Additionally, the function signature is a bit confusing since it returns a bool indicating the result of the check, but internally, it reverts and never returns false. The semantics can be changed so that checkLiqLTV() returns true or false without reverting, and checkLiqLTVByCollateralVault() reverts without returning a result.

Developer Response

Fixed in PR #12.

3. Gas - Simplify internalHF() implementation

Technical Details

Inside the helper function internalHF() the path to get the intermediateVault could be simplified with collateralVault.intermediateVault() to save gas.

Impact

Gas savings.

Recommendation

Update the function with the change suggested.

Developer Response

Fixed in PR #11.

Informational Findings

1. Informational - Incorrect name and symbol initialization

The collateral vault's name and symbol are initialized in the constructor of the implementation.

Technical Details

CollateralVaultBase.sol#L55

55:     constructor(address _evc, address _targetVault) VaultBase(_evc) {
56:         targetVault = _targetVault;
57:         name = "Collateral Vault";
58:         symbol = "CV";
59:     }

Impact

Informational.

Recommendation

Move the initialization of name and symbol to the __CollateralVaultBase_init() function.

Developer Response

Fixed in PR #3.

2. Informational - Missing ReentrancyGuardUpgradeable initialization

The ReentrancyGuardUpgradeable mixin is never initialized in the VaultBase.sol contract.

Technical Details

VaultBase.sol#L16-L17

Impact

Informational.

Recommendation

Initialize the library as part of the initialization process in __VaultBase_init().

Developer Response

Fixed in PR #5.

3. Informational - Make maxTwyneLiqLTV and externalLiqBuffer mappings

Technical Details

The variables maxTwyneLiqLTV and externalLiqBuffer are currently protocol-wide parameters, while Twyne is supposed to be a protocol with more risk than a classic lending market. Some assets are much more volatile than others. A drop in price too fast for Twyne liquidators to act could lead to external liquidation, resulting in a loss for credit lenders.
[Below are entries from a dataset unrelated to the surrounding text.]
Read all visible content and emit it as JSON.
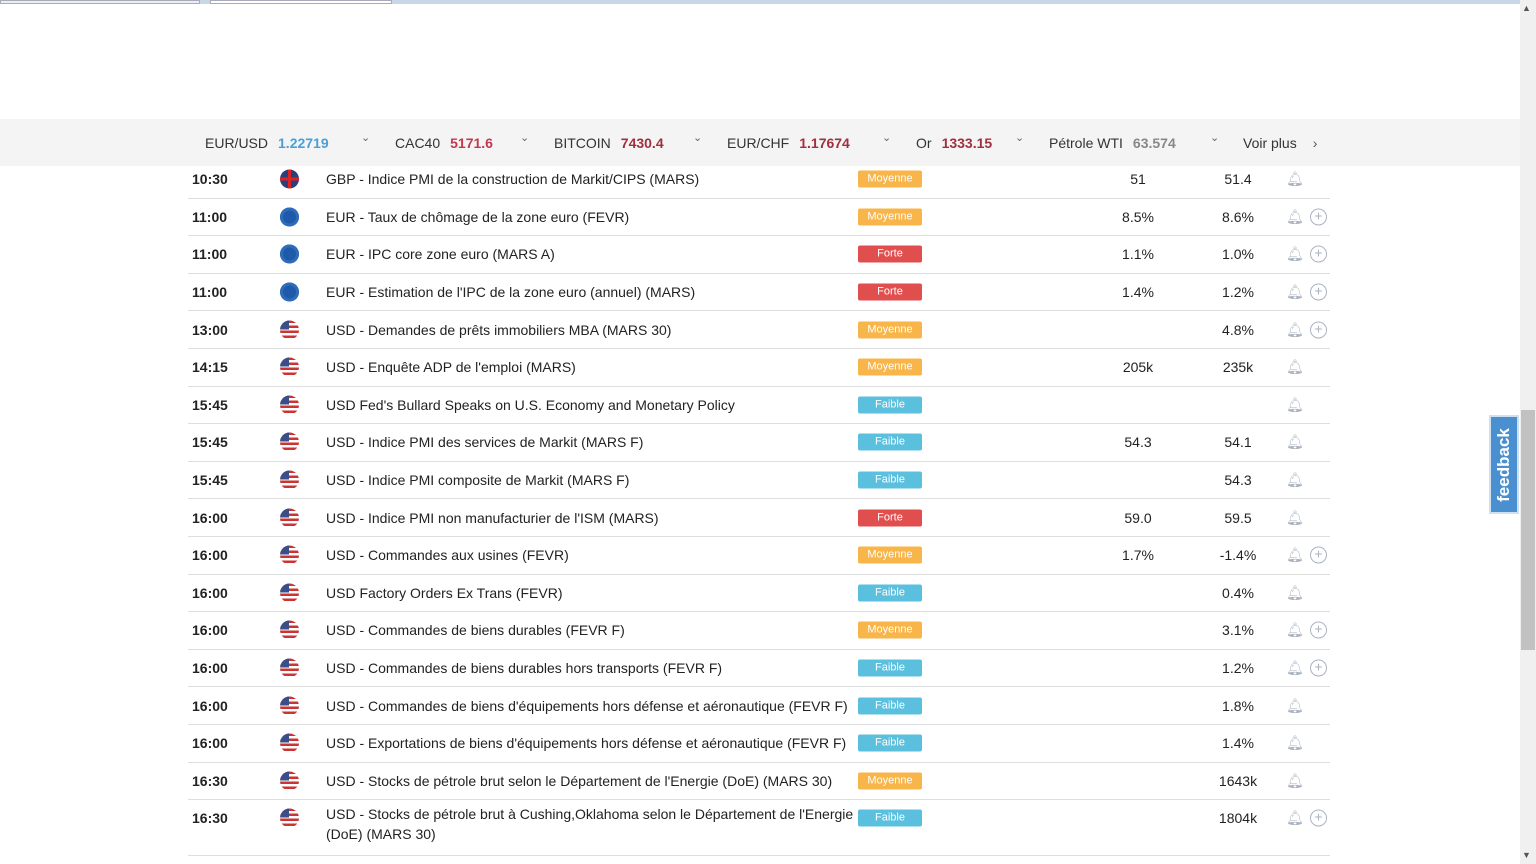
{
  "ticker": [
    {
      "label": "EUR/USD",
      "value": "1.22719",
      "color": "#4a9fd5"
    },
    {
      "label": "CAC40",
      "value": "5171.6",
      "color": "#c0394f"
    },
    {
      "label": "BITCOIN",
      "value": "7430.4",
      "color": "#a0303f"
    },
    {
      "label": "EUR/CHF",
      "value": "1.17674",
      "color": "#a0303f"
    },
    {
      "label": "Or",
      "value": "1333.15",
      "color": "#a0303f"
    },
    {
      "label": "Pétrole WTI",
      "value": "63.574",
      "color": "#888888"
    }
  ],
  "see_more": "Voir plus",
  "feedback": "feedback",
  "rows": [
    {
      "time": "10:30",
      "flag": "gbp",
      "event": "GBP - Indice PMI de la construction de Markit/CIPS (MARS)",
      "impact": "Moyenne",
      "previous": "51",
      "actual": "51.4",
      "plus": false
    },
    {
      "time": "11:00",
      "flag": "eur",
      "event": "EUR - Taux de chômage de la zone euro (FEVR)",
      "impact": "Moyenne",
      "previous": "8.5%",
      "actual": "8.6%",
      "plus": true
    },
    {
      "time": "11:00",
      "flag": "eur",
      "event": "EUR - IPC core zone euro (MARS A)",
      "impact": "Forte",
      "previous": "1.1%",
      "actual": "1.0%",
      "plus": true
    },
    {
      "time": "11:00",
      "flag": "eur",
      "event": "EUR - Estimation de l'IPC de la zone euro (annuel) (MARS)",
      "impact": "Forte",
      "previous": "1.4%",
      "actual": "1.2%",
      "plus": true
    },
    {
      "time": "13:00",
      "flag": "usd",
      "event": "USD - Demandes de prêts immobiliers MBA (MARS 30)",
      "impact": "Moyenne",
      "previous": "",
      "actual": "4.8%",
      "plus": true
    },
    {
      "time": "14:15",
      "flag": "usd",
      "event": "USD - Enquête ADP de l'emploi (MARS)",
      "impact": "Moyenne",
      "previous": "205k",
      "actual": "235k",
      "plus": false
    },
    {
      "time": "15:45",
      "flag": "usd",
      "event": "USD Fed's Bullard Speaks on U.S. Economy and Monetary Policy",
      "impact": "Faible",
      "previous": "",
      "actual": "",
      "plus": false
    },
    {
      "time": "15:45",
      "flag": "usd",
      "event": "USD - Indice PMI des services de Markit (MARS F)",
      "impact": "Faible",
      "previous": "54.3",
      "actual": "54.1",
      "plus": false
    },
    {
      "time": "15:45",
      "flag": "usd",
      "event": "USD - Indice PMI composite de Markit (MARS F)",
      "impact": "Faible",
      "previous": "",
      "actual": "54.3",
      "plus": false
    },
    {
      "time": "16:00",
      "flag": "usd",
      "event": "USD - Indice PMI non manufacturier de l'ISM (MARS)",
      "impact": "Forte",
      "previous": "59.0",
      "actual": "59.5",
      "plus": false
    },
    {
      "time": "16:00",
      "flag": "usd",
      "event": "USD - Commandes aux usines (FEVR)",
      "impact": "Moyenne",
      "previous": "1.7%",
      "actual": "-1.4%",
      "plus": true
    },
    {
      "time": "16:00",
      "flag": "usd",
      "event": "USD Factory Orders Ex Trans (FEVR)",
      "impact": "Faible",
      "previous": "",
      "actual": "0.4%",
      "plus": false
    },
    {
      "time": "16:00",
      "flag": "usd",
      "event": "USD - Commandes de biens durables (FEVR F)",
      "impact": "Moyenne",
      "previous": "",
      "actual": "3.1%",
      "plus": true
    },
    {
      "time": "16:00",
      "flag": "usd",
      "event": "USD - Commandes de biens durables hors transports (FEVR F)",
      "impact": "Faible",
      "previous": "",
      "actual": "1.2%",
      "plus": true
    },
    {
      "time": "16:00",
      "flag": "usd",
      "event": "USD - Commandes de biens d'équipements hors défense et aéronautique (FEVR F)",
      "impact": "Faible",
      "previous": "",
      "actual": "1.8%",
      "plus": false
    },
    {
      "time": "16:00",
      "flag": "usd",
      "event": "USD - Exportations de biens d'équipements hors défense et aéronautique (FEVR F)",
      "impact": "Faible",
      "previous": "",
      "actual": "1.4%",
      "plus": false
    },
    {
      "time": "16:30",
      "flag": "usd",
      "event": "USD - Stocks de pétrole brut selon le Département de l'Energie (DoE) (MARS 30)",
      "impact": "Moyenne",
      "previous": "",
      "actual": "1643k",
      "plus": false
    },
    {
      "time": "16:30",
      "flag": "usd",
      "event": "USD - Stocks de pétrole brut à Cushing,Oklahoma selon le Département de l'Energie (DoE) (MARS 30)",
      "impact": "Faible",
      "previous": "",
      "actual": "1804k",
      "plus": true
    }
  ]
}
For these reasons, it might be safer and easier to have maxTwyneLiqLTV and externalLiqBuffer parameters per asset.

Impact

Informational.

Recommendation

Change these two variables to be a mapping between the asset and the value.

Developer Response

Fixed in PR #13.

Final Remarks

The Twyne protocol introduces innovative possibilities to the DeFi landscape. Its codebase is generally straightforward, except for the enforced excess credit invariant. The architecture is intentionally optimized around this invariant. It leverages the Euler Finance EVC and EVK frameworks to minimize code duplication and benefit from the security of a well-tested foundation. No high or critical severity vulnerabilities were identified during our review, reinforcing the overall soundness of the design. The team has demonstrated strong responsiveness and efficiency in addressing reported issues and implementing suggested improvements. The team provided extra fixes that were not directly linked to findings, and these commits were also reviewed, up to commit c246f25f38225f9c27c98fad305d3465ac6b3ef0.